Antidepressants may also suppress love and romance

While antidepressants are already known to cause libido-inhibiting side effects, a new theory suggests they also fundamentally alter the chemistry of love and romance.

Wired reports that selective serotonin reuptake inhibitors (SSRIs) – the most commonly prescribed antidepressants – are widely known to cause sexual dysfunction, but they may also snuff the first sparks between two people otherwise destined to ride into the sunset on a white horse, and prevent couples from bonding.

Rutgers University biological anthropologist and pioneer of the modern science of love Helen Fisher said to Wired, "There's every reason to think SSRIs blunt your ability to fall and stay in love."

Helen Fisher: The science of love

A blunted sexual appetite is surely a small price to pay for some people facing grinding, paralysing depression, but antidepressant use is becoming more common - being used to treat comparatively minor disorders such as anxiety or even insomnia – with the implications for stunting love disturbing.

SSRI antidepressants boost levels of serotonin and decrease levels of dopamine, a neurotransmitter that may play a central role in romance.

Newly attached couples experience a jump in dopamine levels at the mere sight of each other, and if they stay in love those brain patterns stay active.
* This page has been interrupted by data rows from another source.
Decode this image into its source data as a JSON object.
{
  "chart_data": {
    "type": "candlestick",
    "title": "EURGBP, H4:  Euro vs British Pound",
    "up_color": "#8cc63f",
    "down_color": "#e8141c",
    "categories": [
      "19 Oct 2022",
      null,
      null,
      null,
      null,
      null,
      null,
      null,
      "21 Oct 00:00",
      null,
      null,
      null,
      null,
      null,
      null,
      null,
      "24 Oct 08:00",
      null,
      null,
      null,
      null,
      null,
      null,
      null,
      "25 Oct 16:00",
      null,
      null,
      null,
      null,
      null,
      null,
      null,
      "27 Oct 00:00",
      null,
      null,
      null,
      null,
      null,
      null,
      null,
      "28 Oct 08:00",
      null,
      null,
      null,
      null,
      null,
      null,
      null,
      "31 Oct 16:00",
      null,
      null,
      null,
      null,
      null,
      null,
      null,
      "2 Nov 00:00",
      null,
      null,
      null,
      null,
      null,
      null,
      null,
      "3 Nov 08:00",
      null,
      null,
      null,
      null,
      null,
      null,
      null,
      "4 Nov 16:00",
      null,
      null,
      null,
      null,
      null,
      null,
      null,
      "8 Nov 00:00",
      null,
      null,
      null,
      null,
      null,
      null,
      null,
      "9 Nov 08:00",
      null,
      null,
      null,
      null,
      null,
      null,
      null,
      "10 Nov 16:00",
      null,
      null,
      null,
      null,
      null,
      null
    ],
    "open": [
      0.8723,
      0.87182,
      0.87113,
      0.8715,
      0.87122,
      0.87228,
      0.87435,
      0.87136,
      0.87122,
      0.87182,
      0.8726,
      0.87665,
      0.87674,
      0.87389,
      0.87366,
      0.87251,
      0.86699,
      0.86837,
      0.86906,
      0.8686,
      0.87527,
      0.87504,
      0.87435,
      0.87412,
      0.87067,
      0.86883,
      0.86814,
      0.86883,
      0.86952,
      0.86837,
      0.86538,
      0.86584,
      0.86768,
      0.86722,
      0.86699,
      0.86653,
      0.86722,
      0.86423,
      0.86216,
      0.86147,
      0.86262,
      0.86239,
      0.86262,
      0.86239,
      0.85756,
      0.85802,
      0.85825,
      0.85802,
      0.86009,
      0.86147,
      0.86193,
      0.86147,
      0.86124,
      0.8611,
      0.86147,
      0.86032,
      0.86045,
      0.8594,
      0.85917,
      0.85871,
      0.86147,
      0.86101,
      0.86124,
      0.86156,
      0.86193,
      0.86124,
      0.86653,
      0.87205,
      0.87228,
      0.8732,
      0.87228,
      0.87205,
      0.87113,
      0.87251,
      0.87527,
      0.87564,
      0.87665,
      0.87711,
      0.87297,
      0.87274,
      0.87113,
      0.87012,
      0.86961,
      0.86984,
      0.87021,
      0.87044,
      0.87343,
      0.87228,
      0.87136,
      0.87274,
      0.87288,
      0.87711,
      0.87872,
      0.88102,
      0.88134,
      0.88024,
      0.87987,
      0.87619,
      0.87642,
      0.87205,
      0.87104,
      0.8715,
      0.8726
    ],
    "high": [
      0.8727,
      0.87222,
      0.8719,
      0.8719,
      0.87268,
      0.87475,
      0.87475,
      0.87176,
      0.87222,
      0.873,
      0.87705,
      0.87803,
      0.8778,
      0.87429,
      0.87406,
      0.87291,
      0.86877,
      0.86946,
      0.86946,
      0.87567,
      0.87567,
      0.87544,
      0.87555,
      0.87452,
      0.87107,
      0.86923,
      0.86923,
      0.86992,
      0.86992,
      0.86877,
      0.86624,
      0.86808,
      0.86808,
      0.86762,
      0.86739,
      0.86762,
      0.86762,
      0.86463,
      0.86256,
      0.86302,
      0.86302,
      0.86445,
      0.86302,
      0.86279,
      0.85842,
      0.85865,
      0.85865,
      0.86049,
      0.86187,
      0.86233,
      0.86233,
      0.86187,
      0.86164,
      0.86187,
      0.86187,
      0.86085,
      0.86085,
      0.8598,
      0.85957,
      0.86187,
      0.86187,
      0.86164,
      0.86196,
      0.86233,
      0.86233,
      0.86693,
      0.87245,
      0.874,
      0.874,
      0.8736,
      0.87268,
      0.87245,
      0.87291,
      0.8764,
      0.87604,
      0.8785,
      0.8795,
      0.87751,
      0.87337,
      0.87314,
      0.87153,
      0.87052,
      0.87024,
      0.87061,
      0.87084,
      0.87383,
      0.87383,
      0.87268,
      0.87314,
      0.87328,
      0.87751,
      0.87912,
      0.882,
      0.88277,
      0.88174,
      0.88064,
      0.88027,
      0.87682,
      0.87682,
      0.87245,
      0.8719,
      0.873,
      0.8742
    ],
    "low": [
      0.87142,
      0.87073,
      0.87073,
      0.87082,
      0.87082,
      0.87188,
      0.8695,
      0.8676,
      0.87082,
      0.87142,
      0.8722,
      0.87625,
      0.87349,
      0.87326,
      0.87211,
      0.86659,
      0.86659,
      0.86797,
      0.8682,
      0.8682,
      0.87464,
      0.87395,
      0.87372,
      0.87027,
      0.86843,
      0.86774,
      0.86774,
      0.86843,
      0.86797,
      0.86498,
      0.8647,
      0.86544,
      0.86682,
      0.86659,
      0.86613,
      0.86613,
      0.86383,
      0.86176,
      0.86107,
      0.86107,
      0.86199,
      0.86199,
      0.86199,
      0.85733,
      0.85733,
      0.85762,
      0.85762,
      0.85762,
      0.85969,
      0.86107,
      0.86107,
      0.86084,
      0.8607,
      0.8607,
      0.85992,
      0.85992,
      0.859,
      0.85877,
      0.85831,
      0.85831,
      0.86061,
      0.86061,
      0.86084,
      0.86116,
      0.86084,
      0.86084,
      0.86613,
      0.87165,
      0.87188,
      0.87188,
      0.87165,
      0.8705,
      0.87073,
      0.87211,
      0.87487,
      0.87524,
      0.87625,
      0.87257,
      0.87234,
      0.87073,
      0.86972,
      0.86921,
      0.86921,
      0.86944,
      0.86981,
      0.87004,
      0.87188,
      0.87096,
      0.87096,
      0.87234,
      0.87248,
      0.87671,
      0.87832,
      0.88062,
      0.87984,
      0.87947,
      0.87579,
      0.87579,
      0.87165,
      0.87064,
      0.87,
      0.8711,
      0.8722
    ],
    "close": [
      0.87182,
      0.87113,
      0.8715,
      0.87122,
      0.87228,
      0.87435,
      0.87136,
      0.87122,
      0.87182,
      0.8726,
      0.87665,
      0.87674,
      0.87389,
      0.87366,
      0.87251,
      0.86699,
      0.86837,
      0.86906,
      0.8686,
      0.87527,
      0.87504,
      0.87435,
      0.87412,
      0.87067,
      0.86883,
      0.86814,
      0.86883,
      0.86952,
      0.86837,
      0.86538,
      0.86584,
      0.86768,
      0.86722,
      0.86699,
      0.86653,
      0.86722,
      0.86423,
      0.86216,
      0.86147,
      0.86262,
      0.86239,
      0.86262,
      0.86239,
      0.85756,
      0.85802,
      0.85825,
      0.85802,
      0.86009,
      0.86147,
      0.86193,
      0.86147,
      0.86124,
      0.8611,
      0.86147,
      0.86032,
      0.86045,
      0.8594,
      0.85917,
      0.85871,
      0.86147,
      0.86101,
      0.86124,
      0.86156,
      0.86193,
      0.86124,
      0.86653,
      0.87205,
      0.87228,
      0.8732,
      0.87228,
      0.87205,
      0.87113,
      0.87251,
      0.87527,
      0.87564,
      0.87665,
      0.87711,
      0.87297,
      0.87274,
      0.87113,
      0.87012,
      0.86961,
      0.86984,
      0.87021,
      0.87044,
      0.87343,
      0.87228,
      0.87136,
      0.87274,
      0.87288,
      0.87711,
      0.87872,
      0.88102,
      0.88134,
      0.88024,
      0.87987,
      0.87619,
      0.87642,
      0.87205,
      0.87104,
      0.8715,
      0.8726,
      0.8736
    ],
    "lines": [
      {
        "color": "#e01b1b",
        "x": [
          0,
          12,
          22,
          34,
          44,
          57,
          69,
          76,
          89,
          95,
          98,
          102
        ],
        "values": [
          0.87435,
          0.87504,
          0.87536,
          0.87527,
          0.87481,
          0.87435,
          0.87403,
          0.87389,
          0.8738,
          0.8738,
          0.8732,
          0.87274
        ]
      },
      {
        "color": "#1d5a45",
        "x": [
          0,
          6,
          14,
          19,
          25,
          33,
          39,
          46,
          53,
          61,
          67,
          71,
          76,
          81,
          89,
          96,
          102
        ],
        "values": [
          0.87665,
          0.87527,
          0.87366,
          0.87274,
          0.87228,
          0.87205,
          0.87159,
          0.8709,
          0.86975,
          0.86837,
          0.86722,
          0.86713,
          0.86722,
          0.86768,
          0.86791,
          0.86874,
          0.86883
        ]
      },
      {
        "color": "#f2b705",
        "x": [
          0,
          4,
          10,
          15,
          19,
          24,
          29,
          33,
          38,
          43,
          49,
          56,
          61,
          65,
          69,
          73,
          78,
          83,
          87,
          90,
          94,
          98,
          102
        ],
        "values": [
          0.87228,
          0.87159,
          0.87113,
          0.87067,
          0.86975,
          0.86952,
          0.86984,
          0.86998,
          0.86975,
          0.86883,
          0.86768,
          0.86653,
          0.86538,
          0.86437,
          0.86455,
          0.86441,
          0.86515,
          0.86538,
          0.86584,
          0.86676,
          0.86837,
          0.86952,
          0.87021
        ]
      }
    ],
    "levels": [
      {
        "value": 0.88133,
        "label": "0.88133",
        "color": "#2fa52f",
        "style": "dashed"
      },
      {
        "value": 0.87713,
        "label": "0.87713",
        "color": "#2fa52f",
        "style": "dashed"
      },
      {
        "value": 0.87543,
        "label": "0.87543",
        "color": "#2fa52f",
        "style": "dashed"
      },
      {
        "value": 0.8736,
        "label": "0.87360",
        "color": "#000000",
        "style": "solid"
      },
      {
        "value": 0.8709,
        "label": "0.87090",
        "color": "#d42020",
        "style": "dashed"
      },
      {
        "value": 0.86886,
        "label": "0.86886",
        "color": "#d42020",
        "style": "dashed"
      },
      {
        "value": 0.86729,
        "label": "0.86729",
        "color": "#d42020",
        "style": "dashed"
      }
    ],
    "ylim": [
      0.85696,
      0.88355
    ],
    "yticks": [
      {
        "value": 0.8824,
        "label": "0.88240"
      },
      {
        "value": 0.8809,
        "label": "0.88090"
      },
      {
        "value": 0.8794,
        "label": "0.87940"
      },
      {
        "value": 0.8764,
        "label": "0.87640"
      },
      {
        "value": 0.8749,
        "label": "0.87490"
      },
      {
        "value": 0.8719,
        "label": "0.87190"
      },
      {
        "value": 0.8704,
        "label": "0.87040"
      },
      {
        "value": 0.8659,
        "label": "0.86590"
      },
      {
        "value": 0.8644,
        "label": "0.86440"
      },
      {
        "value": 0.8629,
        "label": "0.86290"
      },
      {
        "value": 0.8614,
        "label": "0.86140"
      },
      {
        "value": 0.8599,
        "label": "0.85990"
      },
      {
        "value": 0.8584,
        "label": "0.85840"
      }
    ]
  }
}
However, reduced dopamine levels reduce the very possibility of love, argues Fisher.

Clinical studies of side effects caused by antidepressants focus on sexual problems, which are far easier to measure than chemistry between two people.

University of Virginia psychiatrist James Thomson suggests the possibility of romantic stunting be considered when deciding whether antidepressants should be prescribed to a child or young adult.

"Does it impact the development of those areas of the brain involved in love and sexuality? Does it impair the feelings and behaviours of romantic love and sexuality and the learning processes, which might be required to bring those areas of the brain online? We don't know" said Thomson to Wired.

"We want to know about the side effects of other drugs. Why not know about the side effects of these drugs, which affect our reproductive future?" added Fisher to Wired.

Next generation antidepressants are in the works that will raise dopamine and serotonin levels simultaneously, which may have fewer side effects – but none of them are yet on the market.